In this context, Dr. Licuanan listed five changes in the Powers and Functions of the Commission, which in my opinion do represent a genuine strengthening of the CHED. Personally, I would have no difficulty supporting them, and recommend that colleagues in tertiary education consider them as well for a strengthened CHED in the future. Dr. Licuanan states:
“On the Powers and Functions of the Commission, the following powers are recommended to be included and emphasized [in any reform of CHED]:
“Approved the changes in the institutional status of private universities and colleges and recommend to the legislature the creation, dissolution, and merger of state colleges and universities and other publicly funded tertiary institutions on the basis of national and sectoral development plans.
“Likewise, it shall have the exclusive authority to determine the minimum qualifications for faculty who can teach in higher education institutions.
“The Commission shall have the exclusive/sole authority to conduct visitations on higher education institutions (HEIs) for issuance of government authority to operated programs or courses for monitoring and evaluation purposes.

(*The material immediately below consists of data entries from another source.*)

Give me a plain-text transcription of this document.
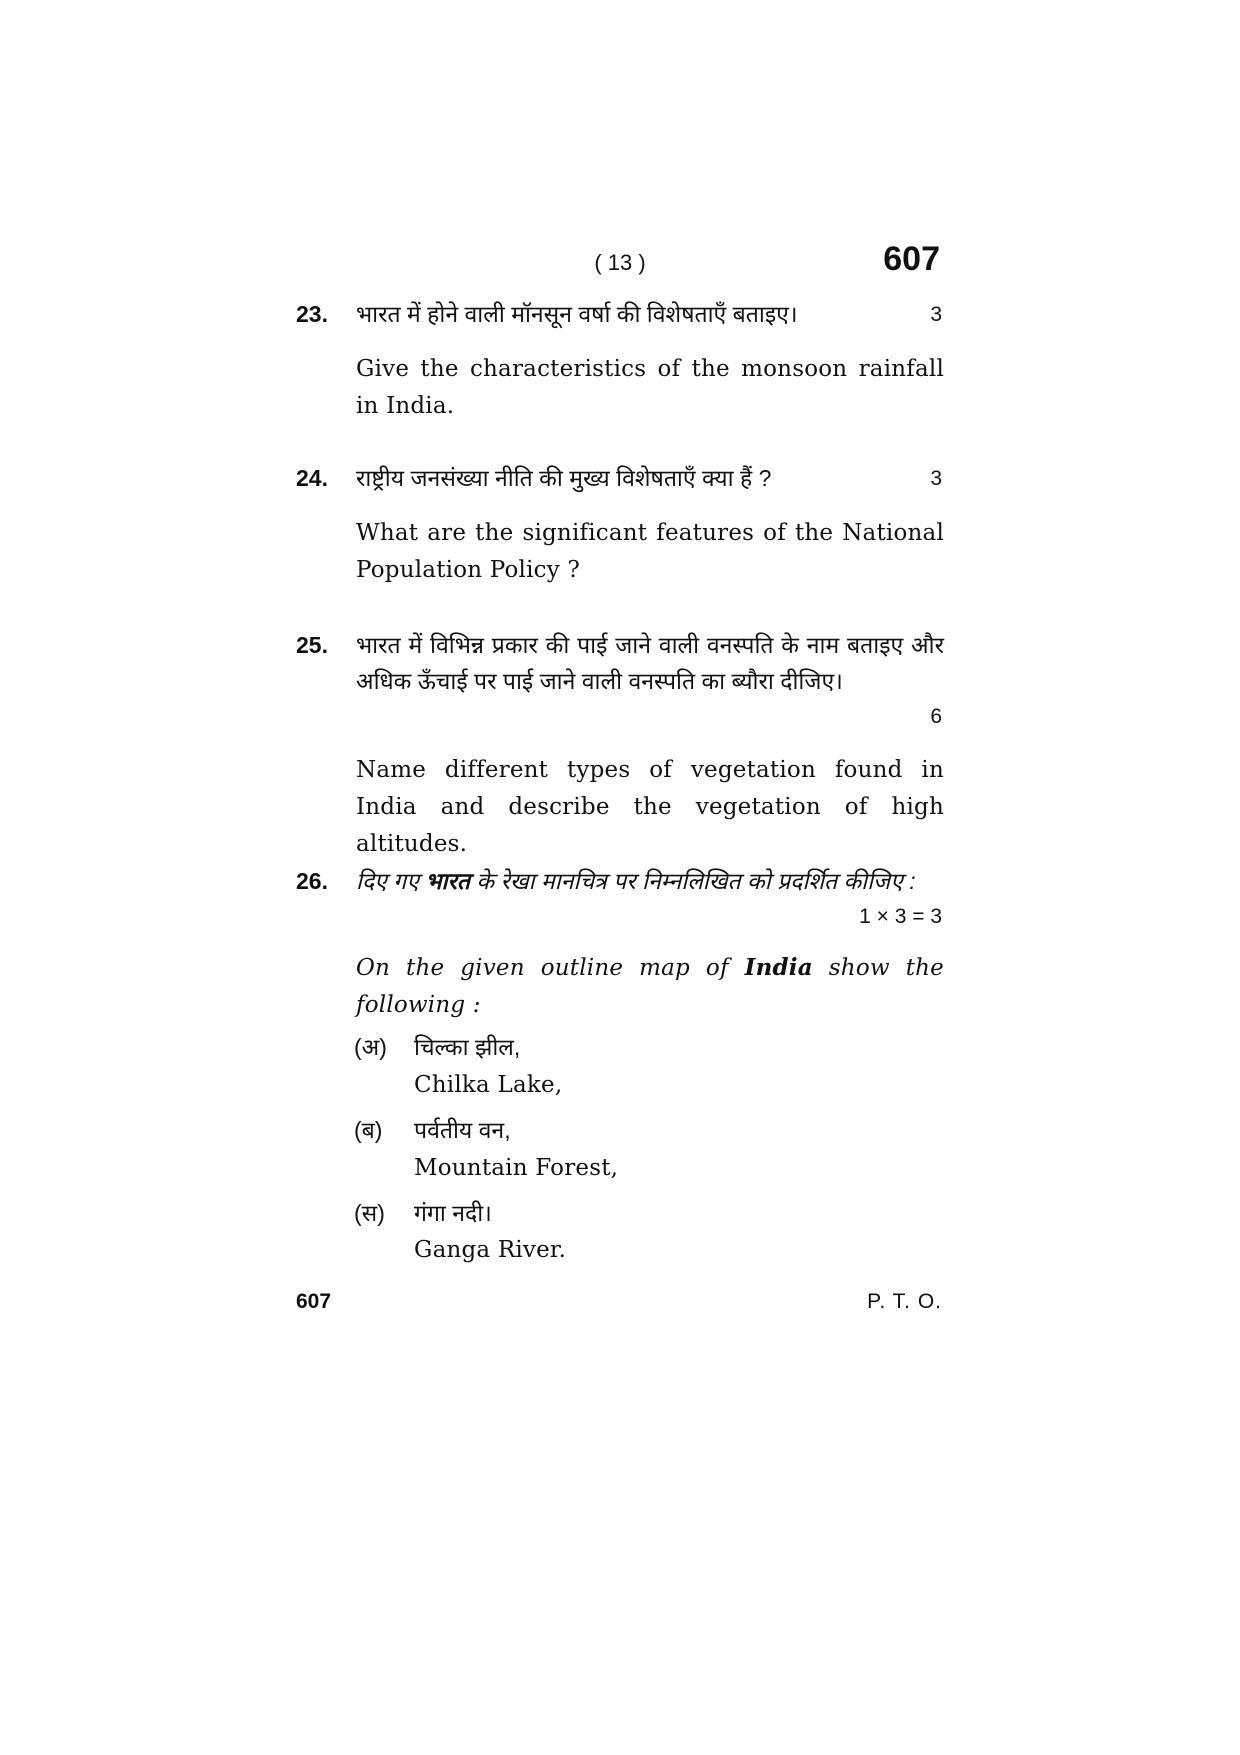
( 13 )	607
23. भारत में होने वाली मॉनसून वर्षा की विशेषताएँ बताइए।	3
Give the characteristics of the monsoon rainfall in India.
24. राष्ट्रीय जनसंख्या नीति की मुख्य विशेषताएँ क्या हैं ?	3
What are the significant features of the National Population Policy ?
25. भारत में विभिन्न प्रकार की पाई जाने वाली वनस्पति के नाम बताइए और अधिक ऊँचाई पर पाई जाने वाली वनस्पति का ब्यौरा दीजिए।
6
Name different types of vegetation found in India and describe the vegetation of high altitudes.
26. दिए गए भारत के रेखा मानचित्र पर निम्नलिखित को प्रदर्शित कीजिए :
1 × 3 = 3
On the given outline map of India show the following :
(अ) चिल्का झील,
Chilka Lake,
(ब) पर्वतीय वन,
Mountain Forest,
(स) गंगा नदी।
Ganga River.
607	P. T. O.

“Allocate and subdivide the total budget of state universities and colleges in coordination with the Department of Budget and Management and recommend general guidelines for the use of their income based on a normative and merit-based funding formula which shall be formulated by the Commission, provided further that the use of the internal and external sources of development financing shall be allocated on merit and equity grounds across regions and province, programs and institutions.

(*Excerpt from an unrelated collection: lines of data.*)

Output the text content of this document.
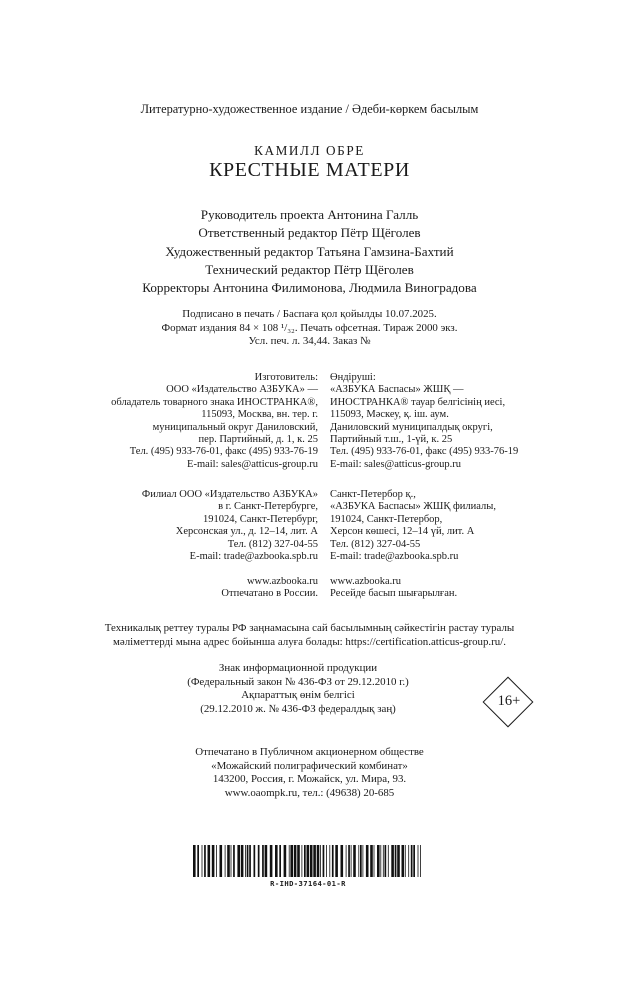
Литературно-художественное издание / Әдеби-көркем басылым
КАМИЛЛ ОБРЕ
КРЕСТНЫЕ МАТЕРИ
Руководитель проекта Антонина Галль
Ответственный редактор Пётр Щёголев
Художественный редактор Татьяна Гамзина-Бахтий
Технический редактор Пётр Щёголев
Корректоры Антонина Филимонова, Людмила Виноградова
Подписано в печать / Баспаға қол қойылды 10.07.2025.
Формат издания 84 × 108 ¹/₃₂. Печать офсетная. Тираж 2000 экз.
Усл. печ. л. 34,44. Заказ №
Изготовитель:
ООО «Издательство АЗБУКА» —
обладатель товарного знака ИНОСТРАНКА®,
115093, Москва, вн. тер. г.
муниципальный округ Даниловский,
пер. Партийный, д. 1, к. 25
Тел. (495) 933-76-01, факс (495) 933-76-19
E-mail: sales@atticus-group.ru
Өндіруші:
«АЗБУКА Баспасы» ЖШҚ —
ИНОСТРАНКА® тауар белгісінің иесі,
115093, Мәскеу, қ. іш. аум.
Даниловский муниципалдық округі,
Партийный т.ш., 1-үй, к. 25
Тел. (495) 933-76-01, факс (495) 933-76-19
E-mail: sales@atticus-group.ru
Филиал ООО «Издательство АЗБУКА»
в г. Санкт-Петербурге,
191024, Санкт-Петербург,
Херсонская ул., д. 12–14, лит. А
Тел. (812) 327-04-55
E-mail: trade@azbooka.spb.ru
Санкт-Петербор қ.,
«АЗБУКА Баспасы» ЖШҚ филиалы,
191024, Санкт-Петербор,
Херсон көшесі, 12–14 үй, лит. А
Тел. (812) 327-04-55
E-mail: trade@azbooka.spb.ru
www.azbooka.ru
Отпечатано в России.
www.azbooka.ru
Ресейде басып шығарылған.
Техникалық реттеу туралы РФ заңнамасына сай басылымның сәйкестігін растау туралы
мәліметтерді мына адрес бойынша алуға болады: https://certification.atticus-group.ru/.
Знак информационной продукции
(Федеральный закон № 436-ФЗ от 29.12.2010 г.)
Ақпараттық өнім белгісі
(29.12.2010 ж. № 436-ФЗ федералдық заң)	16+
Отпечатано в Публичном акционерном обществе
«Можайский полиграфический комбинат»
143200, Россия, г. Можайск, ул. Мира, 93.
www.oaompk.ru, тел.: (49638) 20-685
R-IHD-37164-01-R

“Emphasize or reiterate its authority to regulate all academic programs of public higher education institutions i.e. State Universities and Colleges as well as Local Universities and Colleges including specialized colleges where necessary, in order to rationalize, effect and maintain compliance with the minimum standards and requirements of academic degrees” (Licuanan to Angara, 14.4.11)
Should the Joint Resolution of the House and the Senate to resurrect and Educational Commission II finally be passed, as participants in the Senate hearing urged, the new powers and functions for CHED, enumerated above, should be studied and incorporated in an overhauled CHED.